Abu Hamid Ibn Muhammad Ibn Muhammad Ibn Muhammad Ibn Ahmad al-Tusi al-Shafi'i al-Ghazali was born in 1058 C.E.
in Khorasan, Iran. His father died while he was still very young but he had the
opportunity of getting education in the prevalent curriculum at Nishapur and Baghdad. Soon
he acquired a high standard of scholarship in religion and philosophy and was honoured by
his appointment as a Professor at the Nizamiyah University of Baghdad, which was
recognised as one of the most reputed institutions of learning in the golden era of Muslim
history. After a few years, however, he gave up his academic pursuits and worldly interests and
became a wandering ascetic. This was a process (period) of mystical transformation. Later,
he resumed his teaching duties, but again left these. An era of solitary life, devoted to
contemplation and writing then ensued, which led to the authorship of a number of
everlasting books. He died in 1128 C.E. at Baghdad. Ghazali's major contribution lies in religion, philosophy and sufism. A number of
Muslim philosophers had been following and developing several viewpoints of Greek
philosophy, including the Neoplatonic philosophy, and this was leading to conflict with
several Islamic teachings. On the other hand, the movement of sufism was assuming such
excessive proportions as to avoid observance of obligatory prayers and duties of Islam.
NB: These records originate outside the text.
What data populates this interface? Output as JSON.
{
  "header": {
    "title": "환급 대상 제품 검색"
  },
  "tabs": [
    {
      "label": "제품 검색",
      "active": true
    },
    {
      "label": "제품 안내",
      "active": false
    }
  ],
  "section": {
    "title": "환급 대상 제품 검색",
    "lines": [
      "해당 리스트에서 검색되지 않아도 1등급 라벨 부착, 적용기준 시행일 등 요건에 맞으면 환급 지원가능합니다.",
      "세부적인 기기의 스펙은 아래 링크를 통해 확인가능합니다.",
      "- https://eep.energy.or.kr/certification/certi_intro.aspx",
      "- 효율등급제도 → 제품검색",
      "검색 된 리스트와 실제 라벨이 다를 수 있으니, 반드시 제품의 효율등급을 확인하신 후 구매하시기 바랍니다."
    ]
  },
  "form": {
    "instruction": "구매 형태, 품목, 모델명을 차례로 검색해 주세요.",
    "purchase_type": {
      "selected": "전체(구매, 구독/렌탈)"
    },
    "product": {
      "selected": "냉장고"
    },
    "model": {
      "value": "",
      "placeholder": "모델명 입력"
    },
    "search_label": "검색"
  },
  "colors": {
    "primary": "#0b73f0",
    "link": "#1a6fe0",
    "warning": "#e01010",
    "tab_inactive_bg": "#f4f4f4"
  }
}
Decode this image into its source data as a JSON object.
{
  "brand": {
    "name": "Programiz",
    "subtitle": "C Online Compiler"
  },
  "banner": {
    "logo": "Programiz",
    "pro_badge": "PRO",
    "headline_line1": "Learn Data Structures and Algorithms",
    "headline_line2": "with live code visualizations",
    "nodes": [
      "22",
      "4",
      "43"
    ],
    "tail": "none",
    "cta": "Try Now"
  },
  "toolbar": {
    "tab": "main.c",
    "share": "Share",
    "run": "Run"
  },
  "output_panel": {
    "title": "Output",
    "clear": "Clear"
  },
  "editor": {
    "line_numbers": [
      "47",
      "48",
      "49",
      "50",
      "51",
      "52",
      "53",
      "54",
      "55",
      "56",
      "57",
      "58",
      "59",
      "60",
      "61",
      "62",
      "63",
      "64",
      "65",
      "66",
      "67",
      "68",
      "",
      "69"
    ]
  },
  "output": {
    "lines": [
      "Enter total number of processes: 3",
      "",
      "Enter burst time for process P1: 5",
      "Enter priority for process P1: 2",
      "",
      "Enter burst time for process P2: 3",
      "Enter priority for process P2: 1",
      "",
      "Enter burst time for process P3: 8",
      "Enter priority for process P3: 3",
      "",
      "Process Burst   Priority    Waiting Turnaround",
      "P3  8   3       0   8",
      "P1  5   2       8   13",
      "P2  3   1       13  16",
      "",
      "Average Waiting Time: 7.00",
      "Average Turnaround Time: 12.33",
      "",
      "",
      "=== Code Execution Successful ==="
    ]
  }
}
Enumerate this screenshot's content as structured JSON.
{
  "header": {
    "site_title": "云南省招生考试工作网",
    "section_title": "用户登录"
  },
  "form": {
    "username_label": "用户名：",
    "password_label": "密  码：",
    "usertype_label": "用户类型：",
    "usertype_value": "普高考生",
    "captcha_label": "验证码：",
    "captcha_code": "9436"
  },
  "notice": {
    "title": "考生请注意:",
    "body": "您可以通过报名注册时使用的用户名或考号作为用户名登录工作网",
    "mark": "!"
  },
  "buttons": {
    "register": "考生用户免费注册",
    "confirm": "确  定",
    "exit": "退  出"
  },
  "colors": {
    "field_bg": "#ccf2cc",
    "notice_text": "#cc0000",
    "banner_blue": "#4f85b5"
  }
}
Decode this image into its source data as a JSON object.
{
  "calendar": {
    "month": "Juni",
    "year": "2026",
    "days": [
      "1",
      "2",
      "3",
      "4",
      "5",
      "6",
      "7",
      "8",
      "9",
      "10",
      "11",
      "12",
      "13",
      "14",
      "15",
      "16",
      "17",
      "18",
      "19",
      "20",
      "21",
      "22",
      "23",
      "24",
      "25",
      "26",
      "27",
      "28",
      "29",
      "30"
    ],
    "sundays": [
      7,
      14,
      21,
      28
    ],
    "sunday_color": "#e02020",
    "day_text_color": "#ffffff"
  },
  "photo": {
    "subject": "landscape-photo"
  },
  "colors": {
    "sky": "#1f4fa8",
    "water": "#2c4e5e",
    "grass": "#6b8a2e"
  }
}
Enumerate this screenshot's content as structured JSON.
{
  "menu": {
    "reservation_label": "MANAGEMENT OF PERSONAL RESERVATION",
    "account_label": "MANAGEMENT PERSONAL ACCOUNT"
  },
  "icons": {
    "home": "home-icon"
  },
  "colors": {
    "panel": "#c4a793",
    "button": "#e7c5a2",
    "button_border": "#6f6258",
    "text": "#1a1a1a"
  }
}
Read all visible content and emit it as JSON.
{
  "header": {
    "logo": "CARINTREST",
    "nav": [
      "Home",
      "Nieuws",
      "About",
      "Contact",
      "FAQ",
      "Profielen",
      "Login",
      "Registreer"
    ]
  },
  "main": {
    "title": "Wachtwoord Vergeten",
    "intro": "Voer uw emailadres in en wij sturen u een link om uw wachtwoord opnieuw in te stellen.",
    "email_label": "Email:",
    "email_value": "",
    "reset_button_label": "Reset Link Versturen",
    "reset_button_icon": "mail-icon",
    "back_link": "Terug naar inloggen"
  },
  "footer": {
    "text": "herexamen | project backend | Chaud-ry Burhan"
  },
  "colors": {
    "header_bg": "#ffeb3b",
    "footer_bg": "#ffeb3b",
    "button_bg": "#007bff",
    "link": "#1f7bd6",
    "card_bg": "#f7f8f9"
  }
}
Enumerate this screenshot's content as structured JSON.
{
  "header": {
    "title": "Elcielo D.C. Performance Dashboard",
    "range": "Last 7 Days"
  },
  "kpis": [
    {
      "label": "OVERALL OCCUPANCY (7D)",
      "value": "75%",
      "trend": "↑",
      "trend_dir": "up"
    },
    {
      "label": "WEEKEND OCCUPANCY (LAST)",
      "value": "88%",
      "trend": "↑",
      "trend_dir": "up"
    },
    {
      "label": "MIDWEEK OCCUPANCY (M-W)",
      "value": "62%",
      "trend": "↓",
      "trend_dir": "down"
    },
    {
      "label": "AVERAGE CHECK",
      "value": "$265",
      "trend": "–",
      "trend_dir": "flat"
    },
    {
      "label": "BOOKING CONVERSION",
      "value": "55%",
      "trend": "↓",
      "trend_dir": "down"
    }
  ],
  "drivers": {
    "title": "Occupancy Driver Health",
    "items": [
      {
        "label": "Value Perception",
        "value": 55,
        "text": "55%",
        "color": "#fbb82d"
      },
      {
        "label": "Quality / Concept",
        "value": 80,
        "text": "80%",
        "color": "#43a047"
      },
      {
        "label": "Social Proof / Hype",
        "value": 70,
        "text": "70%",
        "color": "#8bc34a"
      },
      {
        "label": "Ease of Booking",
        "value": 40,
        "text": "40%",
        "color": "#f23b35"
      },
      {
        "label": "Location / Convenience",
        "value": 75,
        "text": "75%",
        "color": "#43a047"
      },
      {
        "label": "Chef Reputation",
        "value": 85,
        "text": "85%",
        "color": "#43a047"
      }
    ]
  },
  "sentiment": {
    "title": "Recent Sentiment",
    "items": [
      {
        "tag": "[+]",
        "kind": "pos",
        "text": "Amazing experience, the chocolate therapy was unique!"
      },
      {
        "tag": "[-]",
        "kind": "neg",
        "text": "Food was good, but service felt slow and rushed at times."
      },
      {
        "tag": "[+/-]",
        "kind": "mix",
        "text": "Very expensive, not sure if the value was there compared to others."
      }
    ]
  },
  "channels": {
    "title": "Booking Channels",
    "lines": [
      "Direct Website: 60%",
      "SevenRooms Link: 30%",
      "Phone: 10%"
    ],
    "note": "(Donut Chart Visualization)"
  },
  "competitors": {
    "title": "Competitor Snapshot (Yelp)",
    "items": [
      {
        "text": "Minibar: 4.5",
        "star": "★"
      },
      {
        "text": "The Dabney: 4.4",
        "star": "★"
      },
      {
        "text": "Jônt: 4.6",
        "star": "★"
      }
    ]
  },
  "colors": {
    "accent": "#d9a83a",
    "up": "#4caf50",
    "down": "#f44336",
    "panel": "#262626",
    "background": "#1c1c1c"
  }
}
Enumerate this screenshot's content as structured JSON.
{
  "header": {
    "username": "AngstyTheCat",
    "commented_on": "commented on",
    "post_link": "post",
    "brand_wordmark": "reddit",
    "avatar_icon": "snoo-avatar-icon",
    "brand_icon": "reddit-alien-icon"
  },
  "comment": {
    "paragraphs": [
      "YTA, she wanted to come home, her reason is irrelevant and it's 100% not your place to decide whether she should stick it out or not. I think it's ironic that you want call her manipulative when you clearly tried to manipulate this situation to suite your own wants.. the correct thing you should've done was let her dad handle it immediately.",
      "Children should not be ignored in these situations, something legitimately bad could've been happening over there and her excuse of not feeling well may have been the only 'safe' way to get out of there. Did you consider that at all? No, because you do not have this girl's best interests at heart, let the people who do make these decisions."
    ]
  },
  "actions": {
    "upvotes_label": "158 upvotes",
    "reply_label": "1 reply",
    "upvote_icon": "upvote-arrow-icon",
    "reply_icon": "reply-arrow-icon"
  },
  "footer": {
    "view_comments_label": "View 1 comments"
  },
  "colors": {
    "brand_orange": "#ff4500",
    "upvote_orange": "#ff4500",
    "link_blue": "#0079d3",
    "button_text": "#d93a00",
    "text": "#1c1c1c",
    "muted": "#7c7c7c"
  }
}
Based on his unquestionable scholarship and personal mystical experience, Ghazali sought
to rectify these trends, both in philosophy and sufism. In philosophy, Ghazali upheld the approach of mathematics and exact sciences as
essentially correct. However, he adopted the techniques of Aristotelian logic and the
Neoplatonic procedures and employed these very tools to lay bare the flaws and lacunae of
the then prevalent Neoplatonic philosophy and to diminish the negative influences of
Aristotelianism and excessive rationalism. In contrast to some of the Muslim philosophers,
e.g., Farabi, he portrayed the inability of reason to comprehend
the absolute and the infinite. Reason could not transcend the finite and was
limited to the observation of the relative. Also, several Muslim philosophers had held
that the universe was finite in space but infinite in time. Ghazali argued that an
infinite time was related to an infinite space. With his clarity of thought and force of
argument, he was able to create a balance between religion and reason, and identified
their respective spheres as being the infinite and the finite, respectively. In religion, particularly mysticism, he cleansed the approach of sufism of its excesses
and reestablished the authority of the orthodox religion. Yet, he stressed the importance
of genuine sufism, which he maintained was the path to attain the absolute truth. He was a prolific writer. His immortal books include Tuhafut al-Falasifa (The
Incoherence of the Philosophers), Ihya al-'Ulum al-Islamia (The Rivival of the
Religious Sciences), "The Beginning of Guidance and his Autobiography",
"Deliverance from Error". Some of his works were translated into European
languages in the Middle Ages. He also wrote a summary of astronomy. Ghazali's influence was deep and everlasting. He is one of the greatest theologians of
Islam. His theological doctrines penetrated Europe, influenced Jewish and Christian
Scholasticism and several of his arguments seem to have been adopted by St. Thomas Aquinas
in order to similarly reestablish the authority of orthodox Christian religion in the
West. So forceful was his argument in the favour of religion that he was accused of
damaging the cause of philosophy and, in the Muslim Spain, Ibn Rushd
(Averros) wrote a rejoinder to his Tuhafut.